The 15th Street Arts Committee Presents:
Screening: Film about Friends Journeys Towards Peace
7:00pm May 5th 2011
15 Rutherford Place
15th Street Meetinghouse

Quakers believe in Peace. Film About Friends profiles five from the Mount Toby Meeting. They reach their belief from different backgrounds. David, an ex-Marine, knows the horror of war; Frances, a peace activist, has been imprisoned for her activism; Mary studied nonviolence in India; Margaret searched for peace in her professional life; and John prevented conflict by feeding the world.

The film's director Joe Fenstermaker lives in Brooklyn and attends Brooklyn Meeting. Joe will be present at the screening with a question and answer period after the film.
Film Trailer:

Film Summary:

Film About Friends: Journeys Toward Peace introduces five members of the Mount Toby Friends Meeting in Leverett, MA engaging in work that represents their fundamental values and beliefs about Peace. The individuals profiled range in age from 40 to 90 years old and illustrate how one can live a peaceful existence in each stage of life. From these portraits emerges an understanding of Peace as seen through the lens of the Quaker faith and, by extension, how leading a peaceful existence can impact all members of society.

An observational framework places viewers in the physical and spiritual perspective of Quakers. The film documents each life with the care and precision of a portrait film. Subjects respond to the viewer, recounting their journey towards Peace with past examples and current struggles. To maintain unity, the themes of Quaker faith and a belief in Peace weave individuals together. The characters’ lives speak in a calico unity of overlapping and opposing visions of Peace, as witnessed personally through their Quaker faith. The film ends with the silence of an unprogramed Quaker meeting, and all scenes in the film function within a Quaker context of silence and simplicity. No narrator tells the audience what to think, and no music tells the audience how to feel. Viewers in this peaceful environment may examine and consider their lives, as Quakers do, by questioning and engaging in a dialogue with themselves. Quotations appear between major thematic junctures in the film to foster and promote ongoing self-examination for viewers.

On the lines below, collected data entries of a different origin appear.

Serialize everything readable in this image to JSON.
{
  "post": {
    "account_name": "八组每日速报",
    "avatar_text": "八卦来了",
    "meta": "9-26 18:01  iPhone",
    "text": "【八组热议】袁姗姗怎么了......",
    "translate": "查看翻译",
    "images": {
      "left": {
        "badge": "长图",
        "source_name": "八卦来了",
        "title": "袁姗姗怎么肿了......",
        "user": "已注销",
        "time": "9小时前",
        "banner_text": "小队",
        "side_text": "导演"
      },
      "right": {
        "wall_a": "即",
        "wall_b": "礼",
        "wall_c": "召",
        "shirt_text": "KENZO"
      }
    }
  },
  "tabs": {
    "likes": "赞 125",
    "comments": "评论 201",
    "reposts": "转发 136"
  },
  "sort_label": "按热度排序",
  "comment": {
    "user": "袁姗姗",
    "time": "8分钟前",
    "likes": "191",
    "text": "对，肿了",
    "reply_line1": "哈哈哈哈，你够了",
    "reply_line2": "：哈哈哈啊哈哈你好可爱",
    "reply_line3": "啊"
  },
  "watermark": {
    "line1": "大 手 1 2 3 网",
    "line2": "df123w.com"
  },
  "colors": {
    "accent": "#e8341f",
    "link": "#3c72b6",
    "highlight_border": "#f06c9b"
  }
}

Quakers listen, discuss, and act on the inner light that they believe is fundamental to all people. This process involves reflection and action; filmmaking also requires a similar intellectual progression. This film is guided and mediated by the constraints that shooting on 16mm film fosters. Every decision must be made earnestly because the format forces structure and deliberation into the creative process. The film runs approximately an hour in length, providing enough space to explain, reflect on, and illustrate the individuals profiled.